Bishal Gyawali, MD, a medical oncologist working in Japan who is affiliated with the Institute of Cancer Policy and the Anticancer Fund, Belgium, and co-author of the recent essay, noted to me that this issue is particular to cancer treatments, because “cancer medicines usually target metastatic disease where pushing away death is the main focus…paradoxically [these drugs] receive special treatment by the oncology community compared with surgery or radiotherapy services that aim at ‘curing’ early stages of cancer.”

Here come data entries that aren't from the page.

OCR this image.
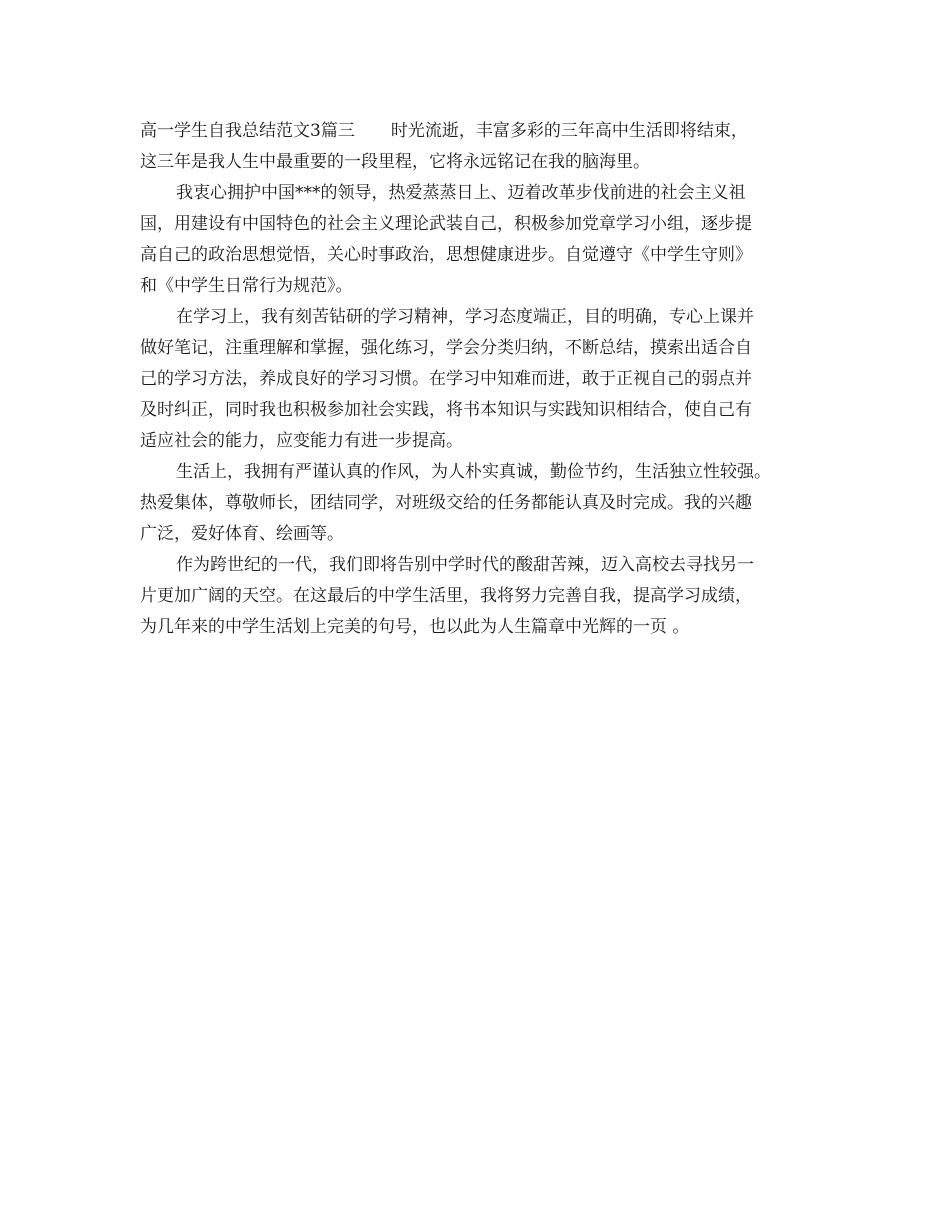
高一学生自我总结范文3篇三 时光流逝，丰富多彩的三年高中生活即将结束，
这三年是我人生中最重要的一段里程，它将永远铭记在我的脑海里。
我衷心拥护中国***的领导，热爱蒸蒸日上、迈着改革步伐前进的社会主义祖
国，用建设有中国特色的社会主义理论武装自己，积极参加党章学习小组，逐步提
高自己的政治思想觉悟，关心时事政治，思想健康进步。自觉遵守《中学生守则》
和《中学生日常行为规范》。
在学习上，我有刻苦钻研的学习精神，学习态度端正，目的明确，专心上课并
做好笔记，注重理解和掌握，强化练习，学会分类归纳，不断总结，摸索出适合自
己的学习方法，养成良好的学习习惯。在学习中知难而进，敢于正视自己的弱点并
及时纠正，同时我也积极参加社会实践，将书本知识与实践知识相结合，使自己有
适应社会的能力，应变能力有进一步提高。
生活上，我拥有严谨认真的作风，为人朴实真诚，勤俭节约，生活独立性较强。
热爱集体，尊敬师长，团结同学，对班级交给的任务都能认真及时完成。我的兴趣
广泛，爱好体育、绘画等。
作为跨世纪的一代，我们即将告别中学时代的酸甜苦辣，迈入高校去寻找另一
片更加广阔的天空。在这最后的中学生活里，我将努力完善自我，提高学习成绩，
为几年来的中学生活划上完美的句号，也以此为人生篇章中光辉的一页 。
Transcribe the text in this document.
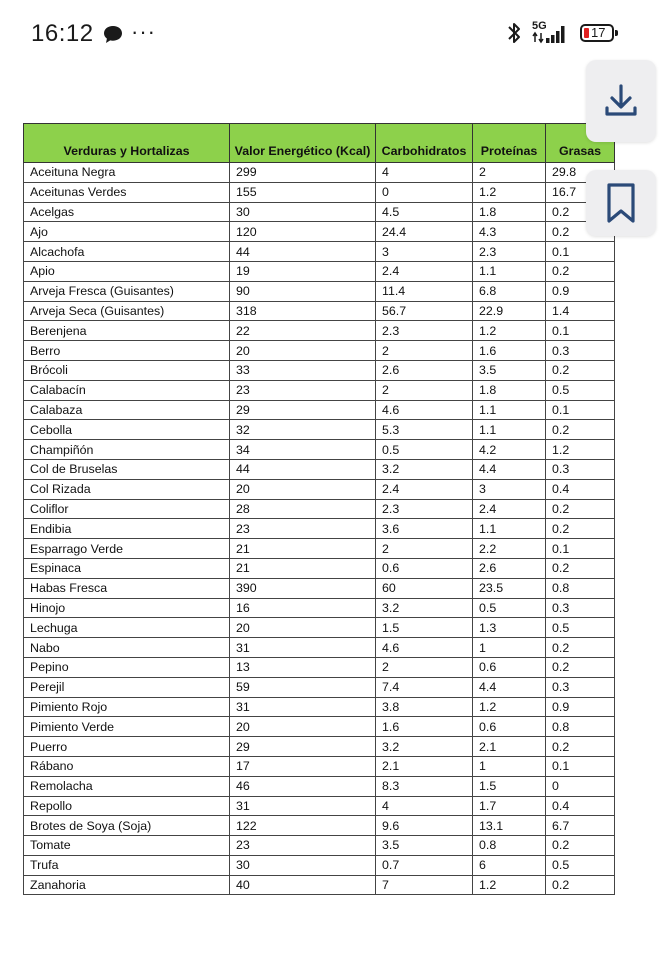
16:12 ···	5G	17
Verduras y Hortalizas	Valor Energético (Kcal)	Carbohidratos	Proteínas	Grasas
Aceituna Negra	299	4	2	29.8
Aceitunas Verdes	155	0	1.2	16.7
Acelgas	30	4.5	1.8	0.2
Ajo	120	24.4	4.3	0.2
Alcachofa	44	3	2.3	0.1
Apio	19	2.4	1.1	0.2
Arveja Fresca (Guisantes)	90	11.4	6.8	0.9
Arveja Seca (Guisantes)	318	56.7	22.9	1.4
Berenjena	22	2.3	1.2	0.1
Berro	20	2	1.6	0.3
Brócoli	33	2.6	3.5	0.2
Calabacín	23	2	1.8	0.5
Calabaza	29	4.6	1.1	0.1
Cebolla	32	5.3	1.1	0.2
Champiñón	34	0.5	4.2	1.2
Col de Bruselas	44	3.2	4.4	0.3
Col Rizada	20	2.4	3	0.4
Coliflor	28	2.3	2.4	0.2
Endibia	23	3.6	1.1	0.2
Esparrago Verde	21	2	2.2	0.1
Espinaca	21	0.6	2.6	0.2
Habas Fresca	390	60	23.5	0.8
Hinojo	16	3.2	0.5	0.3
Lechuga	20	1.5	1.3	0.5
Nabo	31	4.6	1	0.2
Pepino	13	2	0.6	0.2
Perejil	59	7.4	4.4	0.3
Pimiento Rojo	31	3.8	1.2	0.9
Pimiento Verde	20	1.6	0.6	0.8
Puerro	29	3.2	2.1	0.2
Rábano	17	2.1	1	0.1
Remolacha	46	8.3	1.5	0
Repollo	31	4	1.7	0.4
Brotes de Soya (Soja)	122	9.6	13.1	6.7
Tomate	23	3.5	0.8	0.2
Trufa	30	0.7	6	0.5
Zanahoria	40	7	1.2	0.2
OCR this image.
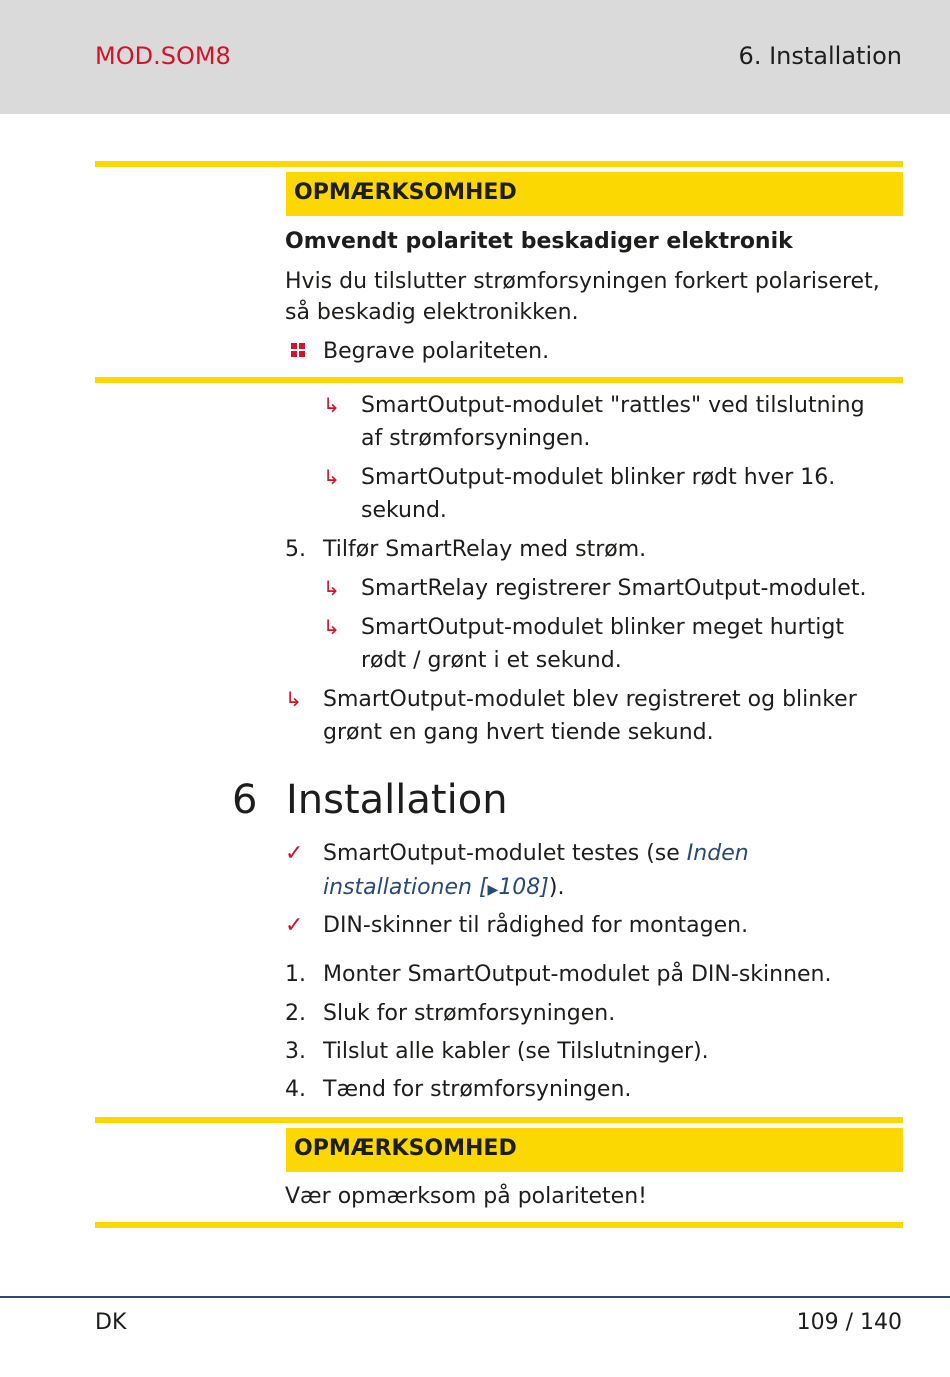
MOD.SOM8	6. Installation
OPMÆRKSOMHED
Omvendt polaritet beskadiger elektronik
Hvis du tilslutter strømforsyningen forkert polariseret,
så beskadig elektronikken.
Begrave polariteten.
↳ SmartOutput-modulet "rattles" ved tilslutning
af strømforsyningen.
↳ SmartOutput-modulet blinker rødt hver 16.
sekund.
5. Tilfør SmartRelay med strøm.
↳ SmartRelay registrerer SmartOutput-modulet.
↳ SmartOutput-modulet blinker meget hurtigt
rødt / grønt i et sekund.
↳ SmartOutput-modulet blev registreret og blinker
grønt en gang hvert tiende sekund.
6 Installation
✓ SmartOutput-modulet testes (se Inden
installationen [▶108]).
✓ DIN-skinner til rådighed for montagen.
1. Monter SmartOutput-modulet på DIN-skinnen.
2. Sluk for strømforsyningen.
3. Tilslut alle kabler (se Tilslutninger).
4. Tænd for strømforsyningen.
OPMÆRKSOMHED
Vær opmærksom på polariteten!
DK	109 / 140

Dr Gyawali noted a recent article published in the Annals of Oncology that questioned the value added by England’s National Health Service (NHS) Cancer Drug Fund, which was established to “improve access” to cancer medications not necessarily approved by the National Institute for Health and Care Excellence (NICE).4

Of 47 indications approved by the Cancer Drug Fund, only 18 “reported a statistically significant OS [overall survival] benefit, with an overall median survival of 3.1 months.” The authors concluded that the Fund did not meaningfully benefit patients or society.

This problem of marginal benefits is not, Dr Gyawali noted, a consequence only of cancer medicines having a special status in society, but “that the industry can easily hijack the tools of evidence-based medicine to prove small marginal gains as statistically significant while they have no clinical meaning to patients.

“A few such strategies are: overpowered trials that can show even a week of OS gain as significant, using non-inferiority trial design to show that the new drug is not inferior rather than superior to a previous drug, using inferior controls to show the intervention arm as doing better, and using excellent patients in trials to show gains that get lost when used in real world patients.”